The best way to ensure that your body stays healthy and strong? Avoid unnatural processed foods. Incorporating a diet that’s high in nutrition and low in processed ingredients will help you achieve that goal. This clean eating chicken salad is filled with simple but healthy ingredients, making it perfect for those on a clean-eating diet or those just looking to focus more on nutrition.
That’s why we skip the mayonnaise (which, in addition to being full of saturated fats, sometimes has MSG and other chemical additions). We swapped in healthy Greek yogurt to give your body a boost of much-needed probiotics. Combine that with the protein-packed chicken and nutrient-dense celery, onions, and grapes to create the perfect filling for those whole-wheat pitas.
There you have it – the only chicken salad recipe you’ll ever need! If you’re trying to cut back on carbs, serve this tasty, clean eating chicken salad on a bed of lettuce. It’s also great rolled up in chard leaves, which make a great gluten-free tortilla replacement.

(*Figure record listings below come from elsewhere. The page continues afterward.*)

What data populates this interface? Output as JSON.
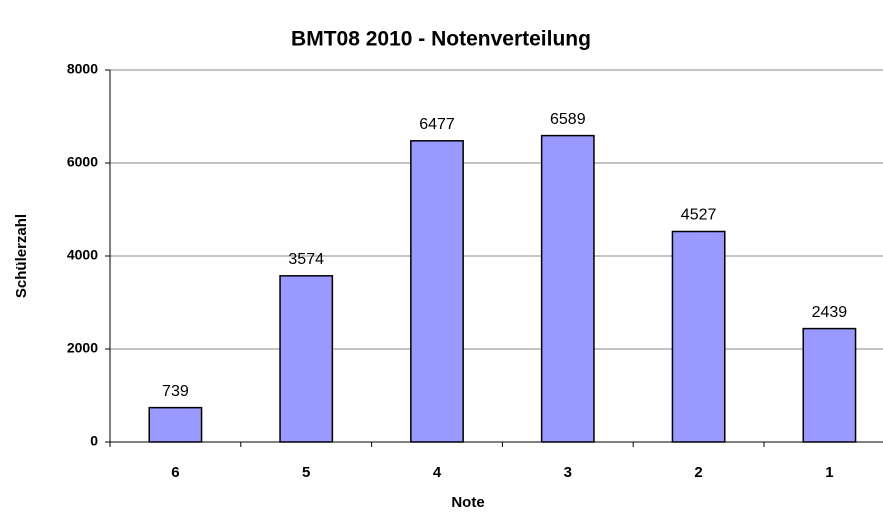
{
  "chart_data": {
    "type": "bar",
    "title": "BMT08 2010 - Notenverteilung",
    "x_label": "Note",
    "y_label": "Schülerzahl",
    "categories": [
      "6",
      "5",
      "4",
      "3",
      "2",
      "1"
    ],
    "values": [
      739,
      3574,
      6477,
      6589,
      4527,
      2439
    ],
    "color": "#9999ff",
    "ylim": [
      0,
      8000
    ],
    "yticks": [
      0,
      2000,
      4000,
      6000,
      8000
    ],
    "grid": true
  }
}
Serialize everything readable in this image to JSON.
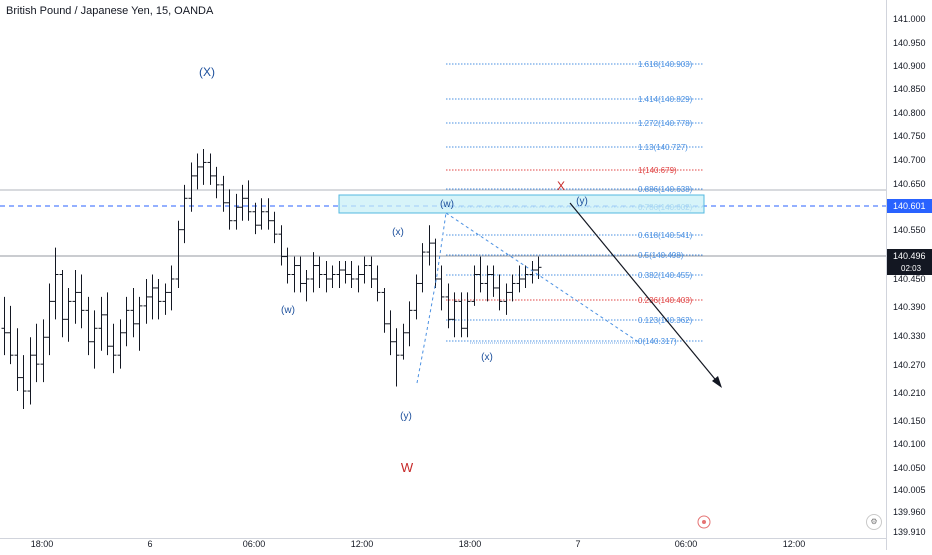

Servings: 4 | Calories: 291 | Total Fat: 11 g | Saturated Fat: 4 g | Trans Fat: 0 g | Cholesterol: 60 mg | Sodium: 486 mg | Carbohydrates: 25 g | Dietary Fiber: 3 g | Sugars: 5 g | Protein: 25 g
- 2 cooked skinless, boneless chicken breasts – cut into cubes
- 2 celery stalks, chopped
- 1/4 red onion, chopped
- 1/2 cup red seedless grapes, quartered
- 1/2 cup Greek yogurt, non-fat
- 1 tsp garlic powder
- 1 tsp freshly ground black pepper
- Sea salt to taste
- 2 whole-wheat pita pockets, halved
- 4 romaine lettuce leaves
- In a large bowl, mix all of the salad ingredients. Chicken salad can be eaten as is or eat as a pita sandwich. Recipe serves 4.